Photo by andrewbutlerphotos.com
By John Hallowell

This historic church was the focal point of a Swedish settlement (called East Sweden) just east of Brady in McCulloch County.

It would be impossible to write a story of Swedes in the Hill Country without mentioning Sven Magnus Swenson; although he never lived in the Hill Country and spent his later years in New York City, he was the first Swedish immigrant to settle in Texas and the driving force behind much of the Swedish immigration that followed. And it was Swenson’s cousins, whom he had encouraged to come to Texas, who first settled the area called East Sweden in McCulloch County.

Swenson left his home in southeastern Sweden at twenty years of age, telling his mother in a letter that “I will get there (to America) someway or another, and I will make my fortune there. That was in 1836, the year that Texas declared its independence from Mexico. He arrived shortly thereafter in New York, where he went to school for two years before sailing to Galveston in 1838. The ship was wrecked just outside of Galveston, and Swenson lost all his possessions, but he was able to collect enough salvage from the wreck to go into business as a peddler. One of his customers, a Dr. Long, became a good friend, and when Dr. Long died in 1842, Swenson married the doctor’s young widow and inherited a plantation with 40 slaves.

Texas joined the United States in 1845, and looked for settlers to increase its population.
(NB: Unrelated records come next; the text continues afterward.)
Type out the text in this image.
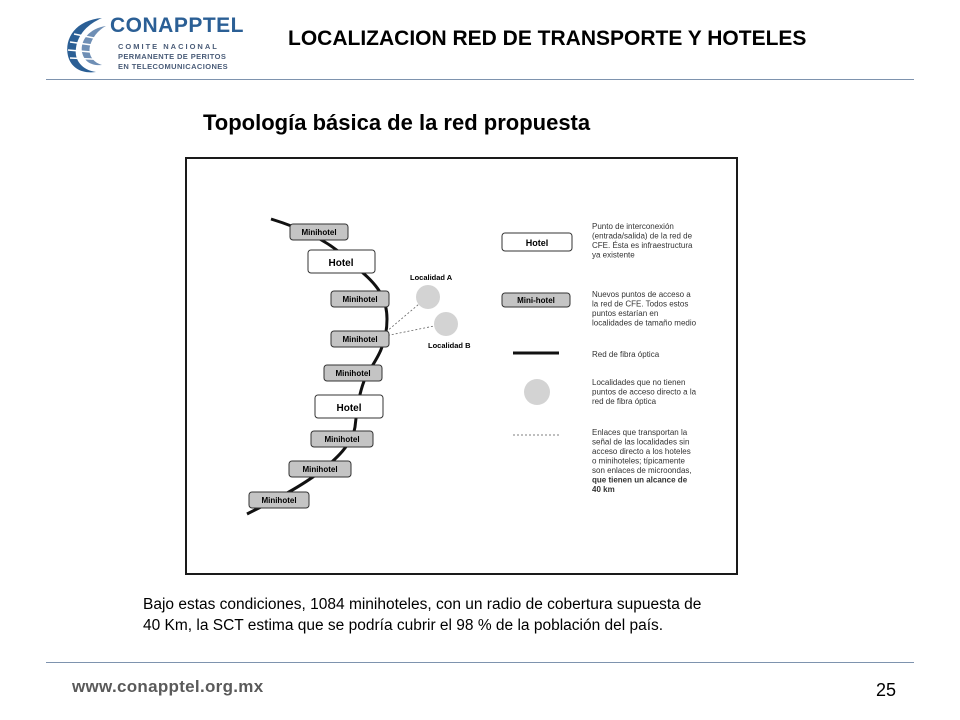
CONAPPTEL
COMITE NACIONAL
PERMANENTE DE PERITOS
EN TELECOMUNICACIONES
LOCALIZACION RED DE TRANSPORTE Y HOTELES
Topología básica de la red propuesta
Localidad A
Localidad B
Minihotel
Hotel
Minihotel
Minihotel
Minihotel
Hotel
Minihotel
Minihotel
Minihotel
Hotel
Punto de interconexión (entrada/salida) de la red de CFE. Ésta es infraestructura ya existente
Mini-hotel
Nuevos puntos de acceso a la red de CFE. Todos estos puntos estarían en localidades de tamaño medio
Red de fibra óptica
Localidades que no tienen puntos de acceso directo a la red de fibra óptica
Enlaces que transportan la señal de las localidades sin acceso directo a los hoteles o minihoteles; típicamente son enlaces de microondas, que tienen un alcance de 40 km
Bajo estas condiciones, 1084 minihoteles, con un radio de cobertura supuesta de
40 Km, la SCT estima que se podría cubrir el 98 % de la población del país.
www.conapptel.org.mx	25
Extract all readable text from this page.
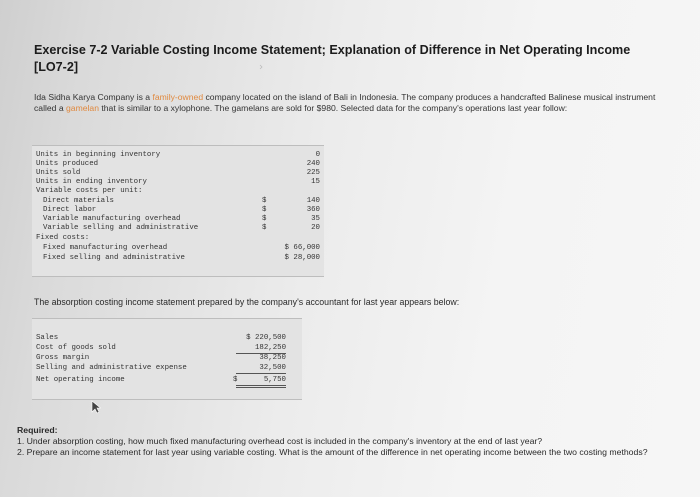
Exercise 7-2 Variable Costing Income Statement; Explanation of Difference in Net Operating Income
[LO7-2]
Ida Sidha Karya Company is a family-owned company located on the island of Bali in Indonesia. The company produces a handcrafted Balinese musical instrument called a gamelan that is similar to a xylophone. The gamelans are sold for $980. Selected data for the company's operations last year follow:
Units in beginning inventory	0
Units produced	240
Units sold	225
Units in ending inventory	15
Variable costs per unit:
Direct materials	$	140
Direct labor	$	360
Variable manufacturing overhead	$	35
Variable selling and administrative	$	20
Fixed costs:
Fixed manufacturing overhead	$ 66,000
Fixed selling and administrative	$ 28,000
The absorption costing income statement prepared by the company's accountant for last year appears below:
Sales	$ 220,500
Cost of goods sold	182,250
Gross margin	38,250
Selling and administrative expense	32,500
Net operating income	$	5,750
Required:
1. Under absorption costing, how much fixed manufacturing overhead cost is included in the company's inventory at the end of last year?
2. Prepare an income statement for last year using variable costing. What is the amount of the difference in net operating income between the two costing methods?
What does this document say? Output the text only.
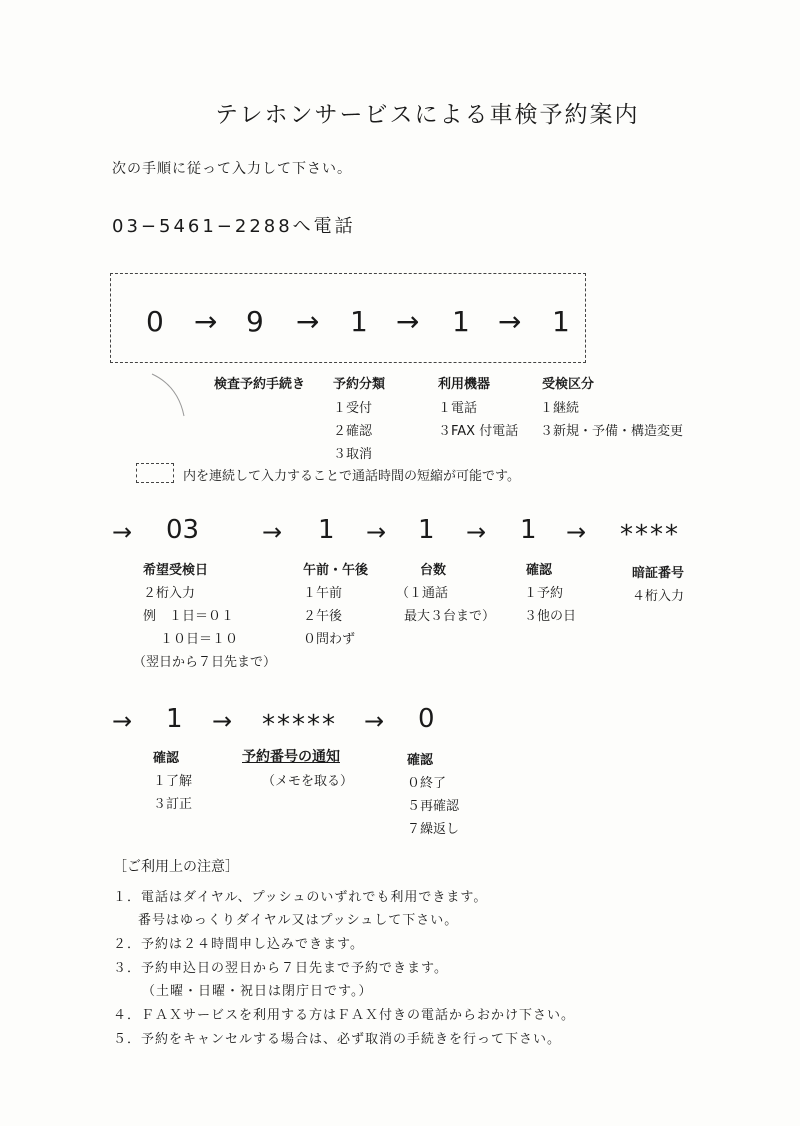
テレホンサービスによる車検予約案内
次の手順に従って入力して下さい。
03−5461−2288へ電話
0 → 9 → 1 → 1 → 1
検査予約手続き 予約分類
１受付
２確認
３取消
利用機器
１電話
３FAX 付電話
受検区分
１継続
３新規・予備・構造変更
内を連続して入力することで通話時間の短縮が可能です。
→ 03	→ 1 → 1 → 1 → ****
希望受検日
２桁入力
例　１日＝０１
１０日＝１０
（翌日から７日先まで）
午前・午後
１午前
２午後
０問わず
台数
（１通話
最大３台まで）
確認
１予約
３他の日
暗証番号
４桁入力
→ 1 → ***** → 0
確認
１了解
３訂正
予約番号の通知
（メモを取る）
確認
０終了
５再確認
７繰返し
［ご利用上の注意］
１．電話はダイヤル、プッシュのいずれでも利用できます。
番号はゆっくりダイヤル又はプッシュして下さい。
２．予約は２４時間申し込みできます。
３．予約申込日の翌日から７日先まで予約できます。
（土曜・日曜・祝日は閉庁日です。）
４．ＦＡＸサービスを利用する方はＦＡＸ付きの電話からおかけ下さい。
５．予約をキャンセルする場合は、必ず取消の手続きを行って下さい。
Newspapers in Europe extolled the “American Dream,” and published glowing reports of the good land and great opportunities in Texas. Large numbers were coming from Germany, and Swenson decided to recruit some from Sweden as well. He sent for his uncle, Swante Palm and two cousins, Daniel and Carl Hurd. In 1846, Swenson made a journey to Sweden, recruiting more immigrants and bringing his sister, Annie, back with him. In 1854, with his business making money supplying settlers all along the frontier, Swenson turned his attention to acquiring land. By 1860, he owned more than 600,000 acres: 128.000 in the Austin area and nearly 500,000 in West Texas. According to the 1860 census, there were 163 Swedes  in Texas that year; Swenson sent Daniel Hurd back to recruit another 300.